Notre programme Actions Positives est conçu pour les entreprises de plus de 50 collaboratrices et collaborateurs, avec pour objectif d’accroître la prise de conscience et de réaliser un état des lieux approfondi sur les pratiques en matière d’égalité des genres et de diversité. Ce diagnostic permet aux employeur·euse·s d’identifier les leviers à actionner pour instaurer un environnement de travail plus équitable, ce qui contribue à une performance durable et améliore l’attractivité de l’entreprise auprès des talents, tout en renforçant le bien-être des équipes en place.
Le programme se déroule en plusieurs étapes, incluant une analyse précise de la situation dans l’entreprise et la mise en place d’un plan d’action pour l’égalité des genres.
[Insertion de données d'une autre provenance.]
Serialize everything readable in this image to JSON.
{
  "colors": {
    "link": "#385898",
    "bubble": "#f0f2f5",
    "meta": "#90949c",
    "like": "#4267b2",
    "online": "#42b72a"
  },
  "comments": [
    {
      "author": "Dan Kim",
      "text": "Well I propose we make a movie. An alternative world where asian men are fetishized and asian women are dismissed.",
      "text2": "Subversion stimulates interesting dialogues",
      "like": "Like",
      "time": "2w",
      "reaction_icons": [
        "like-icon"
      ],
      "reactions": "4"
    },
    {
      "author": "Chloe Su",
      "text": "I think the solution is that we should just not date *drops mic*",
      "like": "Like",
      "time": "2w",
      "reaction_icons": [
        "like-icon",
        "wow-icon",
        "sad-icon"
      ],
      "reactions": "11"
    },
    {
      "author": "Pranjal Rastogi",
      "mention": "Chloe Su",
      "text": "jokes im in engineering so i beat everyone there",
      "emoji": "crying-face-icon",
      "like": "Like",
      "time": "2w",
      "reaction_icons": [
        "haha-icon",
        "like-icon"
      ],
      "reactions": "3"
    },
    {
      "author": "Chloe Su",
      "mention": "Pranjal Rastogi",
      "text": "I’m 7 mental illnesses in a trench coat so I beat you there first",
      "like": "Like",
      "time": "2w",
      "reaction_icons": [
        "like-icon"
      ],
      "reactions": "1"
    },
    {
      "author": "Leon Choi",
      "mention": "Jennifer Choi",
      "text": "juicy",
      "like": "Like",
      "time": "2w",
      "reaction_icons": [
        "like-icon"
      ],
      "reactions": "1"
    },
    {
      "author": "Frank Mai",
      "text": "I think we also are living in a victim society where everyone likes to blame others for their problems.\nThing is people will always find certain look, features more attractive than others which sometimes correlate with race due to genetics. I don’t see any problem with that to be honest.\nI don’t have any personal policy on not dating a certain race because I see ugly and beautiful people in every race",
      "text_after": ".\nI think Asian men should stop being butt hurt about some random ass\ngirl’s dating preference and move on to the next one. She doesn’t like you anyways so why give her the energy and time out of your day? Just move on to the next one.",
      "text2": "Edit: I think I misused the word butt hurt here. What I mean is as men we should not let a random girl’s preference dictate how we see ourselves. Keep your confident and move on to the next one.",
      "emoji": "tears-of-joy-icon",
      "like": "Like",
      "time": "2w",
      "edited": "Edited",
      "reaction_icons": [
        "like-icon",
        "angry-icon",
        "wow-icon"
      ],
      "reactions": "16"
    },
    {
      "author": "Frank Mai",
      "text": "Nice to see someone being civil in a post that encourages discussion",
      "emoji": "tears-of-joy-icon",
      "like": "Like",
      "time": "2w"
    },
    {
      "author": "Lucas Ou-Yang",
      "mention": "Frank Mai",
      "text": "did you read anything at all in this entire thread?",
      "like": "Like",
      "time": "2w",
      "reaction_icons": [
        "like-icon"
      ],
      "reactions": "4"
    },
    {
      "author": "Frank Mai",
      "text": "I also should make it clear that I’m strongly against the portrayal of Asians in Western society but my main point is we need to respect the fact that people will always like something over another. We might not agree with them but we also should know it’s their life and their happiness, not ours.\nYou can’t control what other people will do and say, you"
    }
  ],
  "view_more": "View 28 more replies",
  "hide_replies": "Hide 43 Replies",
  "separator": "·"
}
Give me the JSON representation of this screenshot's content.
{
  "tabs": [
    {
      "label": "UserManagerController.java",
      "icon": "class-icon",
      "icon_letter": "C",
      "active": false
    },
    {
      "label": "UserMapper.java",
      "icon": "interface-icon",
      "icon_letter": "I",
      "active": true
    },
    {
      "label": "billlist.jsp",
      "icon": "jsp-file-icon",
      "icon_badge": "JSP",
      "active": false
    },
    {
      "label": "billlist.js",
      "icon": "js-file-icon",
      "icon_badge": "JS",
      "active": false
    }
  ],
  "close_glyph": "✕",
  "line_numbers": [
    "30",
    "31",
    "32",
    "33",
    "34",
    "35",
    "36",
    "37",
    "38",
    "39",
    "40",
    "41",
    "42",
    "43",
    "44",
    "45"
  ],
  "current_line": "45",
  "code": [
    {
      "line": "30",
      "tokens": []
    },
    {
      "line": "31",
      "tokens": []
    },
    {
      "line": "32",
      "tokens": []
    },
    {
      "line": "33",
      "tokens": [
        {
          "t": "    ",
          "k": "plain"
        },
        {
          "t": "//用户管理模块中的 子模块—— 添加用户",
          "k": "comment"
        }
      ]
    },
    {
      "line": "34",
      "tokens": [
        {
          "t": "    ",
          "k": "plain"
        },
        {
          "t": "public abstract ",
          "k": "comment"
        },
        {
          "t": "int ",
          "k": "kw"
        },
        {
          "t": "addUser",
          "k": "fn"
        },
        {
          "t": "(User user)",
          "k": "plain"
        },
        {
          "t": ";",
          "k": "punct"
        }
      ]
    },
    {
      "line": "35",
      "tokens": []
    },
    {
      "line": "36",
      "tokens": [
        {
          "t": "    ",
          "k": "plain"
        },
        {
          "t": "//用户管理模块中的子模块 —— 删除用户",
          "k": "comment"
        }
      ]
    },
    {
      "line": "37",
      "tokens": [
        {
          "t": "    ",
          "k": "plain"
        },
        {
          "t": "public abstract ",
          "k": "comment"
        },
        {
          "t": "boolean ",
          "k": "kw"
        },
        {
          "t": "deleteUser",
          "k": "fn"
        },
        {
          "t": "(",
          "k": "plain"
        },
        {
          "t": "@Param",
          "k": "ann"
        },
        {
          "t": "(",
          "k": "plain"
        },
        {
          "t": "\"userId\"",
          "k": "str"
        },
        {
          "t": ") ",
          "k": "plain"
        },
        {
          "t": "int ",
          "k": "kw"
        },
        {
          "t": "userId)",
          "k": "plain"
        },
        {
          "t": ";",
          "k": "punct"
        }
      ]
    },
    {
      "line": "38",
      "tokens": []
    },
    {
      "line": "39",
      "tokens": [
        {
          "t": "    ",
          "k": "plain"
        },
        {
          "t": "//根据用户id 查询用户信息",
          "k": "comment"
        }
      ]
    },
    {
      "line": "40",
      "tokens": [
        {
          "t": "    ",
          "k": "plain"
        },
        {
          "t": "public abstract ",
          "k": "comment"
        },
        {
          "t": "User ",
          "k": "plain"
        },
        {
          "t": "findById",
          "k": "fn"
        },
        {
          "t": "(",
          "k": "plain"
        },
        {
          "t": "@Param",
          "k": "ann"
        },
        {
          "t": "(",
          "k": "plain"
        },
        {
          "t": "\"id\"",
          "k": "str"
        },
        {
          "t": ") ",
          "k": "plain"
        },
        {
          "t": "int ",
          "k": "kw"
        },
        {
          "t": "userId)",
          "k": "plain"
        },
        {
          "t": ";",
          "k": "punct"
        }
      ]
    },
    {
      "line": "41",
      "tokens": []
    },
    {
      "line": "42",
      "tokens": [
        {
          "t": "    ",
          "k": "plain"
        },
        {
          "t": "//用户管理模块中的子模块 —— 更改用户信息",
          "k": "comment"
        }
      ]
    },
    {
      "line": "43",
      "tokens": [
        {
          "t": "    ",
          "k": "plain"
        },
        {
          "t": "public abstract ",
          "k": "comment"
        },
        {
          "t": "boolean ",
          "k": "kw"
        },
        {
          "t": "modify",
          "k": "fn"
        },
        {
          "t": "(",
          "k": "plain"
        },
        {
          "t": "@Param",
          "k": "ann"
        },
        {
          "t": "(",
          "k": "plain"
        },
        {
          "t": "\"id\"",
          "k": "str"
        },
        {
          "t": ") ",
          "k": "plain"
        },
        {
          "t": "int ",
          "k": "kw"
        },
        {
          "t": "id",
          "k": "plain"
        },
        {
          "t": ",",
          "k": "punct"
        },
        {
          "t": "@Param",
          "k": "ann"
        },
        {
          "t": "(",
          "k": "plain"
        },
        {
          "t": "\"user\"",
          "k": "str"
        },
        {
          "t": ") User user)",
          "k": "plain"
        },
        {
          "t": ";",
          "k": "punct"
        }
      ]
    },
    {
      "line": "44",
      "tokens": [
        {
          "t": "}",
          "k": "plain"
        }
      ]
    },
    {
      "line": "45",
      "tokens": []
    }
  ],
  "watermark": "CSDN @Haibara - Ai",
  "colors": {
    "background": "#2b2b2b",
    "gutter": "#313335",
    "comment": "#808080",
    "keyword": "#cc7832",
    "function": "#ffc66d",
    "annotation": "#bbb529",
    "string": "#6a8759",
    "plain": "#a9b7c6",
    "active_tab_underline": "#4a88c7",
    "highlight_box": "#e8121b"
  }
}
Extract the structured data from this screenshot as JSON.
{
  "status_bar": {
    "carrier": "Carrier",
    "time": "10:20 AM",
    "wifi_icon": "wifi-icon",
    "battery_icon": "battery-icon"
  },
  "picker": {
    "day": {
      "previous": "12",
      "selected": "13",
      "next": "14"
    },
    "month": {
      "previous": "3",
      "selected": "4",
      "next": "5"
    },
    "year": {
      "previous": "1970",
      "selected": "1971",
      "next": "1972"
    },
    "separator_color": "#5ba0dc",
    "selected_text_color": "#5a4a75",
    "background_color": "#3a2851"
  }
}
Cette démarche est couronnée par une certification officielle, valorisant les efforts entrepris.
En 2024, Post Luxembourg a rejoint le programme, et Cargolux sera certifiée en décembre, soulignant l’importance de ces initiatives dans des entreprises clés pour le pays. Ces engagements illustrent une véritable success story luxembourgeoise et constituent une source d’inspiration pour le secteur industriel, qui pourrait y trouver des exemples concrets pour renforcer sa politique en matière d’égalité et de diversité.